Were it otherwise then it would be, in the words of Viscount Sumner in Blackwell v Blackwell  AC 318,339, “enable the testator to ‘give the go-bye’ to the requirements of the Wills Act, because he did not choose to comply with them”.
- On the facts of the case, what is made out is just that the deceased was said to have made the announcement on the creation of the trust for the benefit of the followers of his Movement. The caveator failed to show that the deceased, following the oral trust he had created, had actually made a conveyance or a transfer of his property to herself, Chew Pit King and Chung Onn Soon as trustees so as to constitute in law a completely constituted trust. Following the authorities mentioned above, it is imperative for the caveator to show that the declaration made by the deceased constituted a trust which is enforceable. An enforceable is a completely constituted trust whereby the trust property of the deceased have been vested in trustees for the benefit of the followers of the said Movement. And until that has been done, the trust is incompletely constituted. That there is such a conveyance or a transfer of the deceased’s property vested in the trustees was not deposed to by the caveator in her affidavits. The caveator has in my view only managed to show on affidavit evidence the existence incompletely constituted trust.
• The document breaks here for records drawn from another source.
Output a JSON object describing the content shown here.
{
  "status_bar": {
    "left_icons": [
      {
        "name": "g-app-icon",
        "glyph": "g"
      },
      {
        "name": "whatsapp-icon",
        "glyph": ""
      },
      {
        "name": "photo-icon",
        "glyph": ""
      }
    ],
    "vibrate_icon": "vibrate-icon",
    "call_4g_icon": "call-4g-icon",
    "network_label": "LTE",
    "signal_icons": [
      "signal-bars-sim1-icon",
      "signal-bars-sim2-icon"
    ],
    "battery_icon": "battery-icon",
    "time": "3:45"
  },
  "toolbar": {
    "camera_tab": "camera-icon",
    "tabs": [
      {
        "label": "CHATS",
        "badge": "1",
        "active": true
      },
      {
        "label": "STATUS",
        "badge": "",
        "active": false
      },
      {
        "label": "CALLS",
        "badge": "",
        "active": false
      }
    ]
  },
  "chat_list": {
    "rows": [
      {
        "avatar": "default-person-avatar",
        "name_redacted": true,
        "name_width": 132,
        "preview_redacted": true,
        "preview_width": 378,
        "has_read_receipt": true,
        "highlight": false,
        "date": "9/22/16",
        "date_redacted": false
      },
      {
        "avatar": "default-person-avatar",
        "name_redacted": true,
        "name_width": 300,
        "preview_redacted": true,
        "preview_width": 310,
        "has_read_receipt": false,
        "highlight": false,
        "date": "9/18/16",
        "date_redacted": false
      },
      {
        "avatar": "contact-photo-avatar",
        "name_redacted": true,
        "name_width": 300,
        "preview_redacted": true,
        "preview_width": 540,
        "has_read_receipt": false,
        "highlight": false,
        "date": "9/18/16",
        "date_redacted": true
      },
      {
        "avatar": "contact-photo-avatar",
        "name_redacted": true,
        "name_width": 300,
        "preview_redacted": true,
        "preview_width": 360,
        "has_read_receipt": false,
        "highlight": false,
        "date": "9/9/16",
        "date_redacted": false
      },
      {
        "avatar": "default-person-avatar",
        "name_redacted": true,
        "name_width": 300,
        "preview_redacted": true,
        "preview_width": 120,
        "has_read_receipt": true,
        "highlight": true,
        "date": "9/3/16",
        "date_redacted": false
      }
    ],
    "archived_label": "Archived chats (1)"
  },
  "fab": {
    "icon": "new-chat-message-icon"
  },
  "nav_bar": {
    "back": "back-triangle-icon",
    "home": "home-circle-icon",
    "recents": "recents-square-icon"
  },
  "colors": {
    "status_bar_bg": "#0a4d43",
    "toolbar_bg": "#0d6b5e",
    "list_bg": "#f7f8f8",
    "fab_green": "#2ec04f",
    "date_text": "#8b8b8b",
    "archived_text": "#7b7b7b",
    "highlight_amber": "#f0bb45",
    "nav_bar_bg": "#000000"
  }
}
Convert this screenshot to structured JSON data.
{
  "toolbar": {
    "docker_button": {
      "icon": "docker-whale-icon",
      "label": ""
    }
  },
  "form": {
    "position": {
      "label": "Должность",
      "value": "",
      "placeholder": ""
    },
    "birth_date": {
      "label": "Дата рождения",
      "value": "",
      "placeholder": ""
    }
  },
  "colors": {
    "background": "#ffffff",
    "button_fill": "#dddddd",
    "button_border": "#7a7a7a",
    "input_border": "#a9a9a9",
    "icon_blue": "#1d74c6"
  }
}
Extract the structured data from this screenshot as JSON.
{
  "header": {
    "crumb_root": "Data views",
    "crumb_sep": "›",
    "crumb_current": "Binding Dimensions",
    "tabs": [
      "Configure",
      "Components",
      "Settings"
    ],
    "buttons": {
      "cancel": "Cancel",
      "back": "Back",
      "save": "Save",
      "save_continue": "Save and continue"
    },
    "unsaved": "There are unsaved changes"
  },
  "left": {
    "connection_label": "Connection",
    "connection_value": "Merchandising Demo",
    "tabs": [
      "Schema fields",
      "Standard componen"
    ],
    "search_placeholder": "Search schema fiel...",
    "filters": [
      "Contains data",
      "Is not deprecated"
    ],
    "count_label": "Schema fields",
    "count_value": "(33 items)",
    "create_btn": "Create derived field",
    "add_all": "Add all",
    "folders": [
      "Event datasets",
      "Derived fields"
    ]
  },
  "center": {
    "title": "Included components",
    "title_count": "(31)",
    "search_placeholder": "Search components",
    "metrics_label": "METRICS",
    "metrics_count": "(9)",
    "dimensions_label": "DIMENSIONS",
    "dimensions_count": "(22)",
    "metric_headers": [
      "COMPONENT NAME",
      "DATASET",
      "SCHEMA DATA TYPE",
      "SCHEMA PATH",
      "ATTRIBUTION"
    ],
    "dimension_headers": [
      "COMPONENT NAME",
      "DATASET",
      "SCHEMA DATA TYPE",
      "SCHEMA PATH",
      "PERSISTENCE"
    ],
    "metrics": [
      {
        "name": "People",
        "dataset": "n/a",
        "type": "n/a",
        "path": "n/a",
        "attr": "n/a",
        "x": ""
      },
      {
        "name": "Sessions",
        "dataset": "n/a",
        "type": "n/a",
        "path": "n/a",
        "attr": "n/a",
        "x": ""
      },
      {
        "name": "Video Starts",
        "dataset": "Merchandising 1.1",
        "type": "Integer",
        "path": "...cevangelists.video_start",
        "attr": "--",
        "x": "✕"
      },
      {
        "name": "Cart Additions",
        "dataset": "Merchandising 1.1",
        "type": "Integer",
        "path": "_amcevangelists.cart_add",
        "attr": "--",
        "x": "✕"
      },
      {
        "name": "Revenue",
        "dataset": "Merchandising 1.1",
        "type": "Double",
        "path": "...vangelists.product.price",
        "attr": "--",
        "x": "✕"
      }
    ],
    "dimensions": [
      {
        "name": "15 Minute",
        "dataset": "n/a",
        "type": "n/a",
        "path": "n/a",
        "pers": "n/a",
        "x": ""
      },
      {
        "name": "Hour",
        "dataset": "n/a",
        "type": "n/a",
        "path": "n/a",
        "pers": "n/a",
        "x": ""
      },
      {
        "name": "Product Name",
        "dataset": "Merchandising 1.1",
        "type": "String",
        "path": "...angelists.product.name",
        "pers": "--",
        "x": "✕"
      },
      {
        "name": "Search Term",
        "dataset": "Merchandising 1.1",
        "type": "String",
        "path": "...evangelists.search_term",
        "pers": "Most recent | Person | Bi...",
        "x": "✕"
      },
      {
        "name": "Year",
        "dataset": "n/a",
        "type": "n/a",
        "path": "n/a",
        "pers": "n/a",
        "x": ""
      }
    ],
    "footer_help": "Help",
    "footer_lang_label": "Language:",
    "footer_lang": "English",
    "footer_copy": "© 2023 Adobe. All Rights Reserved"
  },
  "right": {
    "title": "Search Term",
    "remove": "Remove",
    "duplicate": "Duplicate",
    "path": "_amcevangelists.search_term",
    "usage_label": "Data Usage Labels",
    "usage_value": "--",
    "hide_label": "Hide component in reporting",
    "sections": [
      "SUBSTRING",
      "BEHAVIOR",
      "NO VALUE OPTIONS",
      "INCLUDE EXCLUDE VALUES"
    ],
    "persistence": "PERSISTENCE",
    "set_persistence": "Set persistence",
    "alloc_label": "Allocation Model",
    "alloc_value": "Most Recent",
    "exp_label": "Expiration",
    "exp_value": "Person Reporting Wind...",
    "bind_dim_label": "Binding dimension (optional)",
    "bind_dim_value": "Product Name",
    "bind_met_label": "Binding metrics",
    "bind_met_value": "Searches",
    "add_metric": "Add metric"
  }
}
- Thus there is no grounds to retain the caveat. Other grounds cited by the caveator are in my view not sufficient enough to effectively support the retention of her caveat because all are related one way or the other to the alleged creation of the oral trust by the deceased.
- I make an order that the caveat be removed and cost of RM51,000.00 to be paid to the applicants. I did not however fix a date for the hearing of the OS and the citation because there is in existence at that point of time, a new caveat entered by the third plaintiff in 22 NCVC-513-09/2015, Phuan Kim Yean.